Marrakech market madness
Yet another journalist's ill-fated attempt to describe the world's craziest marketplace


















"There are other performers too, and while not all rely on snakes, most at least involve the degradation of an animal or small child."


Sunday 6 January 2008


What sets Marrakech's Medina apart from other world class marketplaces, is that it is entirely free from Latin-American panpipe quintets.





But fear not; there's no shortage of local musicians only too willing to don ethnic garb and woefully whistle a tune in pursuit of a Dirham

snake charming though is the big ticket tourist attraction here: It’s like the whale meat of the Tokyo’s fish market or the ‘wallaby skin moccasins’ of Melbourne’s Queen Victoria Market.


Large crowds mill around the snake charmers in the day and evening, attracted by the incessant drum beat and eerie charming flute, whose melody sails out of and above the stalls and penetrates the winding streets which shoot off in all directions.


Twenty odd snakes in varying degrees of  size and lifelessness rest idle on the ground, prodded into action with the pointy end of a flute, or the temptation of the oblivious chipmunk tethered in the middle of it all, a rough twine leash binding it to a snakeskin rug he plays on.


One man thrusts a water snake towards me.

“Photo? You want a photo? Where you from?”


He looks crestfallen. “You have snakes there too,” he says, doleful. 

There are other performers too, and while not all rely on snakes, most at least involve the degradation of an animal or small child.


Amateur boxing bouts, storytellers and acrobats, they perform not for tourists, but for locals or simply the pleasure of performing – how else to explain the performer whose act consisted only of dragging a small dog by its snout into the middle of a rug next to a lantern. Is there no refuge in the world from avant garde?


Aside from the snakes and performers, it’s the colours and scents which draw the attention. Spices, rich in earthy colours, and heaped so high on their wagon stalls that they give the illusion the vendor is merely a head wobbling on top of a mound of cumin, hustling you for trade.

Olives, pastes, dates sell for a dirham a dozen. And in the heart of it all, the food stalls, serving pita breads bursting open with an egg and sausage concoction, seafood and yet more olives, pastes and dates.
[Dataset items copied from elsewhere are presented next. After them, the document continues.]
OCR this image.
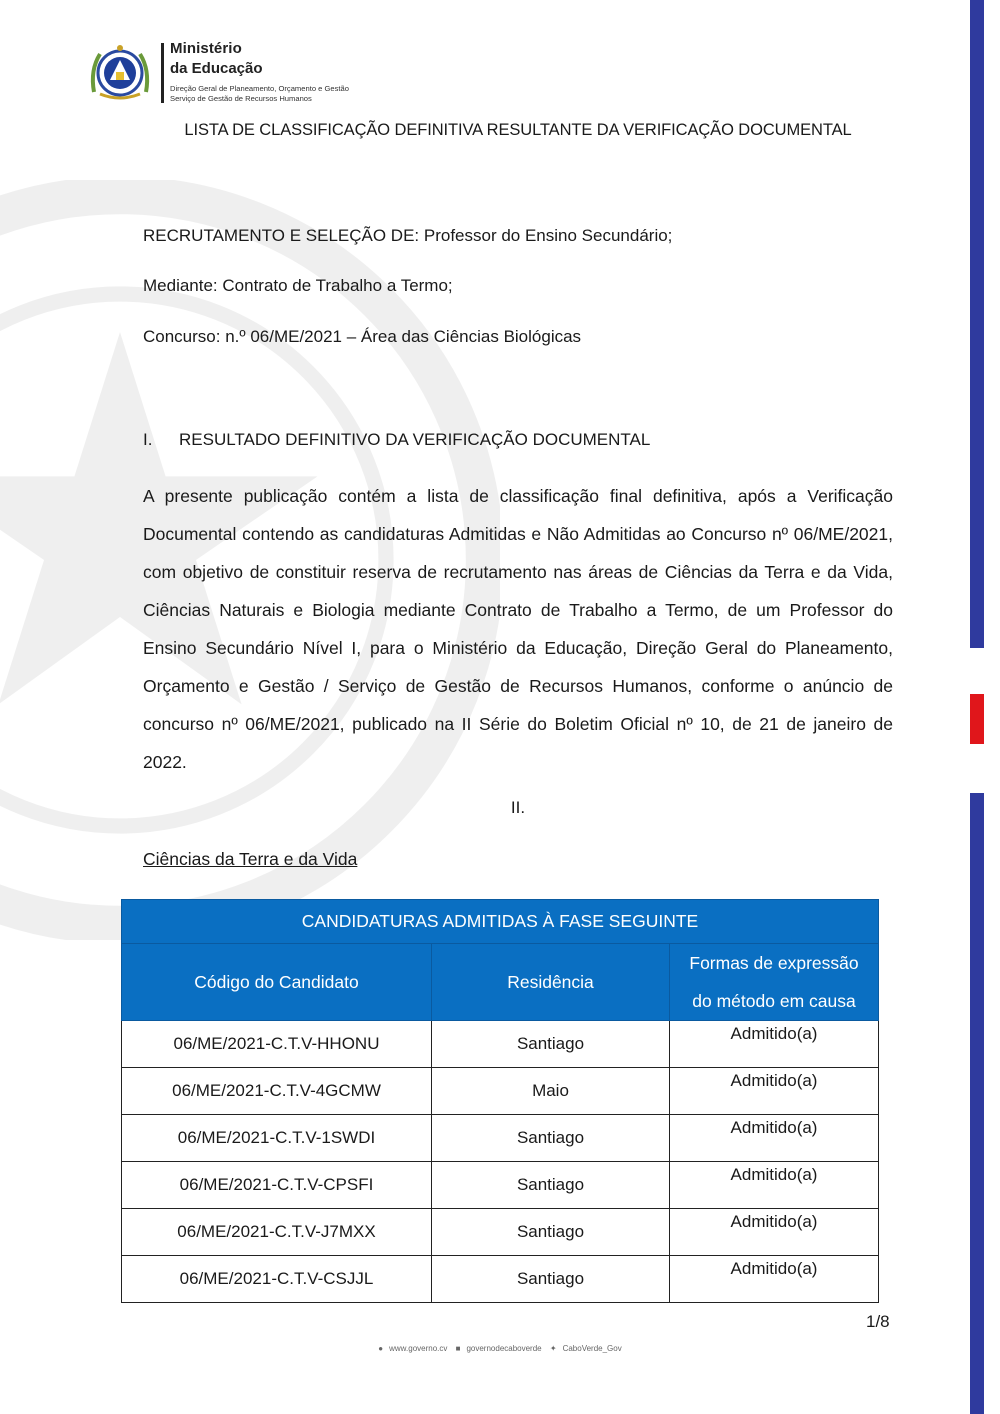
Ministério
da Educação
Direção Geral de Planeamento, Orçamento e Gestão
Serviço de Gestão de Recursos Humanos
LISTA DE CLASSIFICAÇÃO DEFINITIVA RESULTANTE DA VERIFICAÇÃO DOCUMENTAL
RECRUTAMENTO E SELEÇÃO DE: Professor do Ensino Secundário;
Mediante: Contrato de Trabalho a Termo;
Concurso: n.º 06/ME/2021 – Área das Ciências Biológicas
I. RESULTADO DEFINITIVO DA VERIFICAÇÃO DOCUMENTAL
A presente publicação contém a lista de classificação final definitiva, após a Verificação Documental contendo as candidaturas Admitidas e Não Admitidas ao Concurso nº 06/ME/2021, com objetivo de constituir reserva de recrutamento nas áreas de Ciências da Terra e da Vida, Ciências Naturais e Biologia mediante Contrato de Trabalho a Termo, de um Professor do Ensino Secundário Nível I, para o Ministério da Educação, Direção Geral do Planeamento, Orçamento e Gestão / Serviço de Gestão de Recursos Humanos, conforme o anúncio de concurso nº 06/ME/2021, publicado na II Série do Boletim Oficial nº 10, de 21 de janeiro de 2022.
II.
Ciências da Terra e da Vida
CANDIDATURAS ADMITIDAS À FASE SEGUINTE		
Código do Candidato	Residência	Formas de expressão
do método em causa

06/ME/2021-C.T.V-HHONU	Santiago	Admitido(a)
06/ME/2021-C.T.V-4GCMW	Maio	Admitido(a)
06/ME/2021-C.T.V-1SWDI	Santiago	Admitido(a)
06/ME/2021-C.T.V-CPSFI	Santiago	Admitido(a)
06/ME/2021-C.T.V-J7MXX	Santiago	Admitido(a)
06/ME/2021-C.T.V-CSJJL	Santiago	Admitido(a)
1/8
● www.governo.cv ■ governodecaboverde ✦ CaboVerde_Gov
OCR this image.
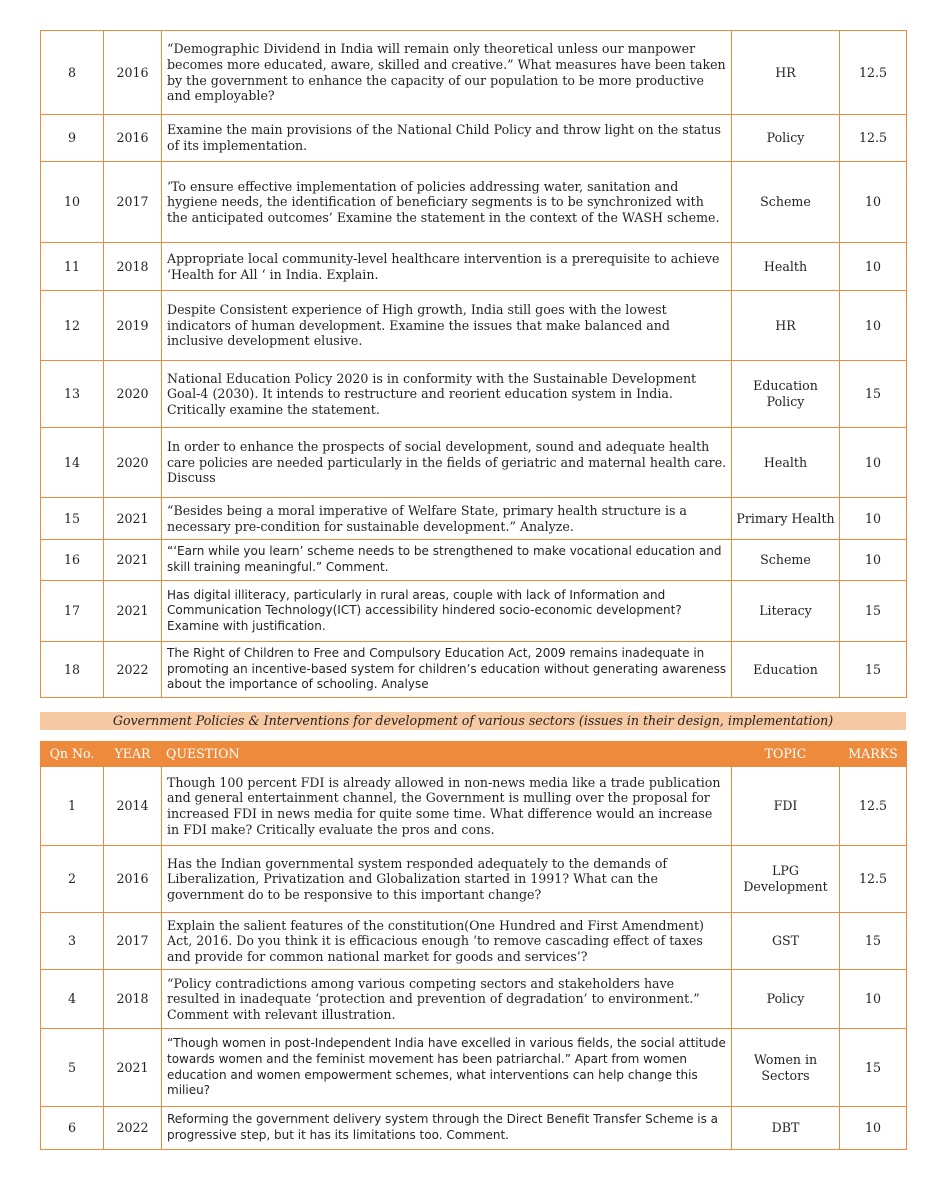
8	2016	“Demographic Dividend in India will remain only theoretical unless our manpower becomes more educated, aware, skilled and creative.” What measures have been taken by the government to enhance the capacity of our population to be more productive and employable?	HR	12.5
9	2016	Examine the main provisions of the National Child Policy and throw light on the status of its implementation.	Policy	12.5
10	2017	‘To ensure effective implementation of policies addressing water, sanitation and hygiene needs, the identification of beneficiary segments is to be synchronized with the anticipated outcomes’ Examine the statement in the context of the WASH scheme.	Scheme	10
11	2018	Appropriate local community-level healthcare intervention is a prerequisite to achieve ‘Health for All ‘ in India. Explain.	Health	10
12	2019	Despite Consistent experience of High growth, India still goes with the lowest indicators of human development. Examine the issues that make balanced and inclusive development elusive.	HR	10
13	2020	National Education Policy 2020 is in conformity with the Sustainable Development Goal-4 (2030). It intends to restructure and reorient education system in India. Critically examine the statement.	Education Policy	15
14	2020	In order to enhance the prospects of social development, sound and adequate health care policies are needed particularly in the fields of geriatric and maternal health care. Discuss	Health	10
15	2021	“Besides being a moral imperative of Welfare State, primary health structure is a necessary pre-condition for sustainable development.” Analyze.	Primary Health	10
16	2021	“‘Earn while you learn’ scheme needs to be strengthened to make vocational education and skill training meaningful.” Comment.	Scheme	10
17	2021	Has digital illiteracy, particularly in rural areas, couple with lack of Information and Communication Technology(ICT) accessibility hindered socio-economic development? Examine with justification.	Literacy	15
18	2022	The Right of Children to Free and Compulsory Education Act, 2009 remains inadequate in promoting an incentive-based system for children’s education without generating awareness about the importance of schooling. Analyse	Education	15
Government Policies & Interventions for development of various sectors (issues in their design, implementation)
Qn No.	YEAR	QUESTION	TOPIC	MARKS
1	2014	Though 100 percent FDI is already allowed in non-news media like a trade publication and general entertainment channel, the Government is mulling over the proposal for increased FDI in news media for quite some time. What difference would an increase in FDI make? Critically evaluate the pros and cons.	FDI	12.5
2	2016	Has the Indian governmental system responded adequately to the demands of Liberalization, Privatization and Globalization started in 1991? What can the government do to be responsive to this important change?	LPG Development	12.5
3	2017	Explain the salient features of the constitution(One Hundred and First Amendment) Act, 2016. Do you think it is efficacious enough ‘to remove cascading effect of taxes and provide for common national market for goods and services’?	GST	15
4	2018	“Policy contradictions among various competing sectors and stakeholders have resulted in inadequate ‘protection and prevention of degradation’ to environment.” Comment with relevant illustration.	Policy	10
5	2021	“Though women in post-Independent India have excelled in various fields, the social attitude towards women and the feminist movement has been patriarchal.” Apart from women education and women empowerment schemes, what interventions can help change this milieu?	Women in Sectors	15
6	2022	Reforming the government delivery system through the Direct Benefit Transfer Scheme is a progressive step, but it has its limitations too. Comment.	DBT	10
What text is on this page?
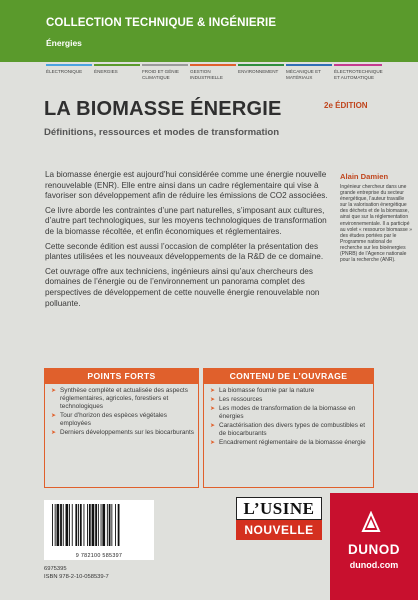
COLLECTION TECHNIQUE & INGÉNIERIE
Énergies
ÉLECTRONIQUE	ÉNERGIES	FROID ET GÉNIE CLIMATIQUE
GESTION INDUSTRIELLE
ENVIRONNEMENT	MÉCANIQUE ET MATÉRIAUX
ÉLECTROTECHNIQUE ET AUTOMATIQUE
LA BIOMASSE ÉNERGIE	2e ÉDITION
Définitions, ressources et modes de transformation

La biomasse énergie est aujourd’hui considérée comme une énergie nouvelle renouvelable (ENR). Elle entre ainsi dans un cadre réglementaire qui vise à favoriser son développement afin de réduire les émissions de CO2 associées.

Ce livre aborde les contraintes d’une part naturelles, s’imposant aux cultures, d’autre part technologiques, sur les moyens technologiques de transformation de la biomasse récoltée, et enfin économiques et réglementaires.

Cette seconde édition est aussi l’occasion de compléter la présentation des plantes utilisées et les nouveaux développements de la R&D de ce domaine.

Cet ouvrage offre aux techniciens, ingénieurs ainsi qu’aux chercheurs des domaines de l’énergie ou de l’environnement un panorama complet des perspectives de développement de cette nouvelle énergie renouvelable non polluante.

Alain Damien
Ingénieur chercheur dans une grande entreprise du secteur énergétique, l’auteur travaille sur la valorisation énergétique des déchets et de la biomasse, ainsi que sur la réglementation environnementale. Il a participé au volet « ressource biomasse » des études portées par le Programme national de recherche sur les bioénergies (PNRB) de l’Agence nationale pour la recherche (ANR).
POINTS FORTS
➤ Synthèse complète et actualisée des aspects réglementaires, agricoles, forestiers et technologiques
➤ Tour d’horizon des espèces végétales employées
➤ Derniers développements sur les biocarburants
CONTENU DE L’OUVRAGE
➤ La biomasse fournie par la nature
➤ Les ressources
➤ Les modes de transformation de la biomasse en énergies
➤ Caractérisation des divers types de combustibles et de biocarburants
➤ Encadrement réglementaire de la biomasse énergie
9 782100 585397
6975395
ISBN 978-2-10-058539-7
L’USINE
NOUVELLE
DUNOD
dunod.com
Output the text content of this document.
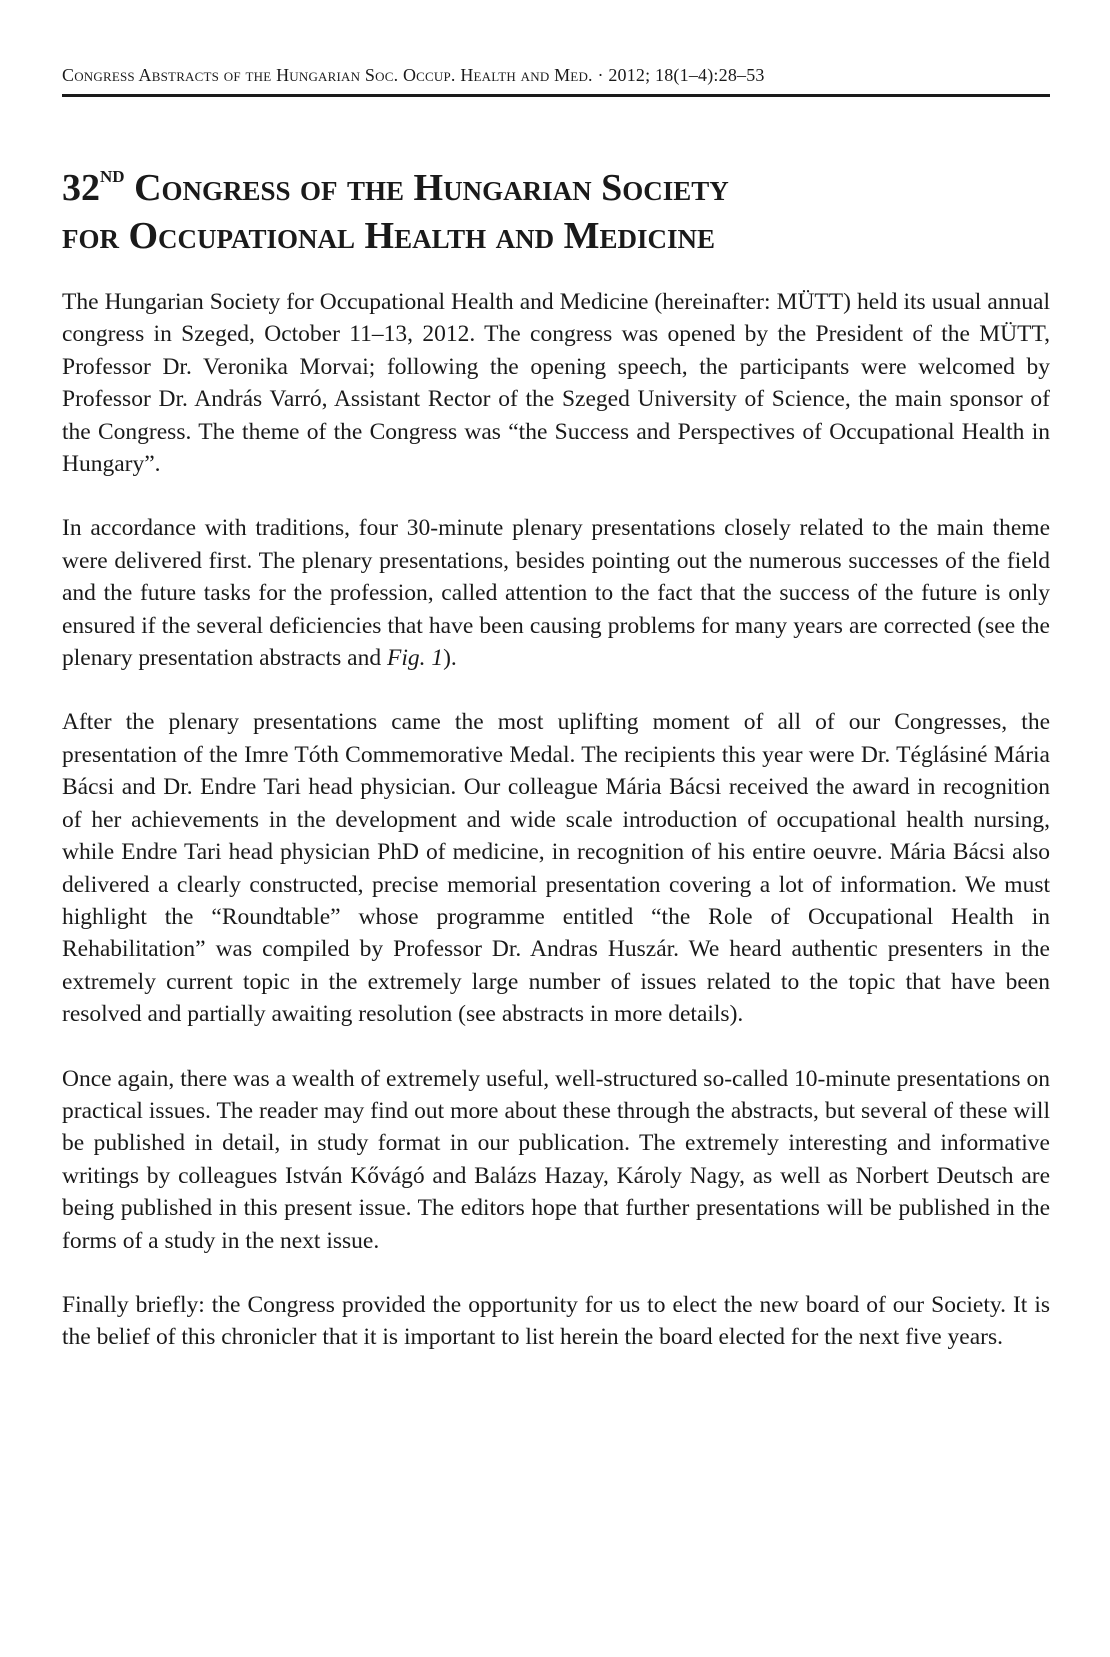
Congress Abstracts of the Hungarian Soc. Occup. Health and Med. · 2012; 18(1–4):28–53
32ND Congress of the Hungarian Society
for Occupational Health and Medicine

The Hungarian Society for Occupational Health and Medicine (hereinafter: MÜTT) held its usual annual congress in Szeged, October 11–13, 2012. The congress was opened by the President of the MÜTT, Professor Dr. Veronika Morvai; following the opening speech, the participants were welcomed by Professor Dr. András Varró, Assistant Rector of the Szeged University of Science, the main sponsor of the Congress. The theme of the Congress was “the Success and Perspectives of Occupational Health in Hungary”.

In accordance with traditions, four 30-minute plenary presentations closely related to the main theme were delivered first. The plenary presentations, besides pointing out the numerous successes of the field and the future tasks for the profession, called attention to the fact that the success of the future is only ensured if the several deficiencies that have been causing problems for many years are corrected (see the plenary presentation abstracts and Fig. 1).

After the plenary presentations came the most uplifting moment of all of our Congresses, the presentation of the Imre Tóth Commemorative Medal. The recipients this year were Dr. Téglásiné Mária Bácsi and Dr. Endre Tari head physician. Our colleague Mária Bácsi received the award in recognition of her achievements in the development and wide scale introduction of occupational health nursing, while Endre Tari head physician PhD of medicine, in recognition of his entire oeuvre. Mária Bácsi also delivered a clearly constructed, precise memorial presentation covering a lot of information. We must highlight the “Roundtable” whose programme entitled “the Role of Occupational Health in Rehabilitation” was compiled by Professor Dr. Andras Huszár. We heard authentic presenters in the extremely current topic in the extremely large number of issues related to the topic that have been resolved and partially awaiting resolution (see abstracts in more details).

Once again, there was a wealth of extremely useful, well-structured so-called 10-minute presentations on practical issues. The reader may find out more about these through the abstracts, but several of these will be published in detail, in study format in our publication. The extremely interesting and informative writings by colleagues István Kővágó and Balázs Hazay, Károly Nagy, as well as Norbert Deutsch are being published in this present issue. The editors hope that further presentations will be published in the forms of a study in the next issue.

Finally briefly: the Congress provided the opportunity for us to elect the new board of our Society. It is the belief of this chronicler that it is important to list herein the board elected for the next five years.
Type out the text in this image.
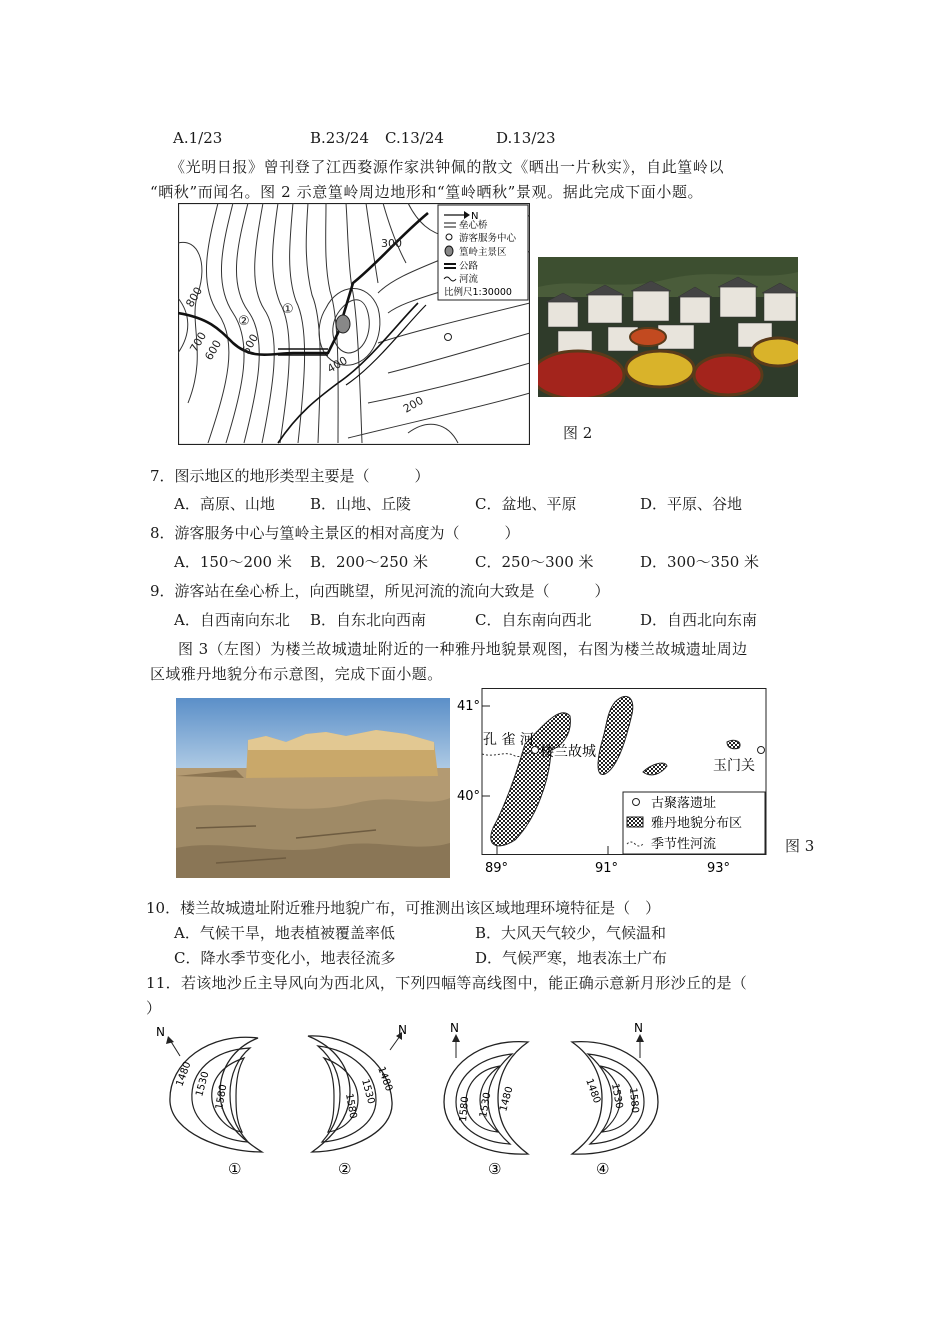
A.1/23	B.23/24 C.13/24	D.13/23
《光明日报》曾刊登了江西婺源作家洪钟佩的散文《晒出一片秋实》，自此篁岭以
“晒秋”而闻名。图 2 示意篁岭周边地形和“篁岭晒秋”景观。据此完成下面小题。
300
800
700
600 500
400
200
①
②
N
垒心桥
游客服务中心
篁岭主景区
公路
河流
比例尺1:30000
图 2
7．图示地区的地形类型主要是（　　　）
A．高原、山地 B．山地、丘陵	C．盆地、平原	D．平原、谷地
8．游客服务中心与篁岭主景区的相对高度为（　　　）
A．150～200 米 B．200～250 米	C．250～300 米	D．300～350 米
9．游客站在垒心桥上，向西眺望，所见河流的流向大致是（　　　）
A．自西南向东北 B．自东北向西南	C．自东南向西北	D．自西北向东南
图 3（左图）为楼兰故城遗址附近的一种雅丹地貌景观图，右图为楼兰故城遗址周边
区域雅丹地貌分布示意图，完成下面小题。
41°
40°
89°	91°	93°
孔 雀 河
楼兰故城
玉门关
古聚落遗址
雅丹地貌分布区
季节性河流	图 3
10．楼兰故城遗址附近雅丹地貌广布，可推测出该区域地理环境特征是（　）
A．气候干旱，地表植被覆盖率低	B．大风天气较少，气候温和
C．降水季节变化小，地表径流多	D．气候严寒，地表冻土广布
11．若该地沙丘主导风向为西北风，下列四幅等高线图中，能正确示意新月形沙丘的是（
）
N
1480 1530 1580
①
N
1480
1530
1580
②
N
1580 1530 1480
③
N
1480 1530 1580
④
It’s a hotspot for tourists, some of whom are studiously ignoring the row of goat heads they are sharing a table with.


Toys too, the type of toys you wouldn’t find at Toys R Us: A model railway with a George Bush figurine chasing Osama on a sidecar. They travel at exactly the same speed and move round in circles, never getting ahead or falling behind – just like daily life in the marketplace.


It’s where you come to buy whichever odds and ends you need for daily life. Soap and toothpaste, pointy-toed yellow leather slippers, and fabrics in every pattern under the sun – though only in polyester.


We need jackets, and voila, there immediately in front of us is a table of hand-me-down jackets in a melange of fluoro so vile they will surely unsettle the most hardened of stomachs.


By the time we move into the partially covered section of the market we have already been walking 15 minutes. Only now do we start to appreciate how huge the nightly event is.  


 We stumble past an aromatherapy stall, attracted by 10 baby tortoises pawing at the wire cage.

“This one’s trying to escape.”

The vendor crudely shoves its wee little nose and paws back through the wire. Escape foiled.


Further in and it’s the preserved animal and skin section. A store selling wolf tail key rings. Rather impractical to carry, but you’d never lose your keys. We clipped them onto the back of our pants, and the vendor laughed and pretended no-one had done it before.


Elsewhere, an enormous eagle is strung up by its tail, one wing hangs loose and shrouds a gazelle’s head. 


Then there is a pristine leopard skin, at least 1.5 metres long, front paw to rear. They are such beautiful animals in the flesh, frankly pathetic in the skin. 


“It’s from Africa. People buy them to make their house look beautiful. And to make the shoes,” he explained.

“And this?” I ask, pointing at one of the several gazelle heads.

“That’s from down the south of Morocco. There are very rare.”

“I bet they are. They are all hanging on your wall.”






























































































A store selling wolf tail key rings - Rather impractical to carry, but you’d never lose your keys.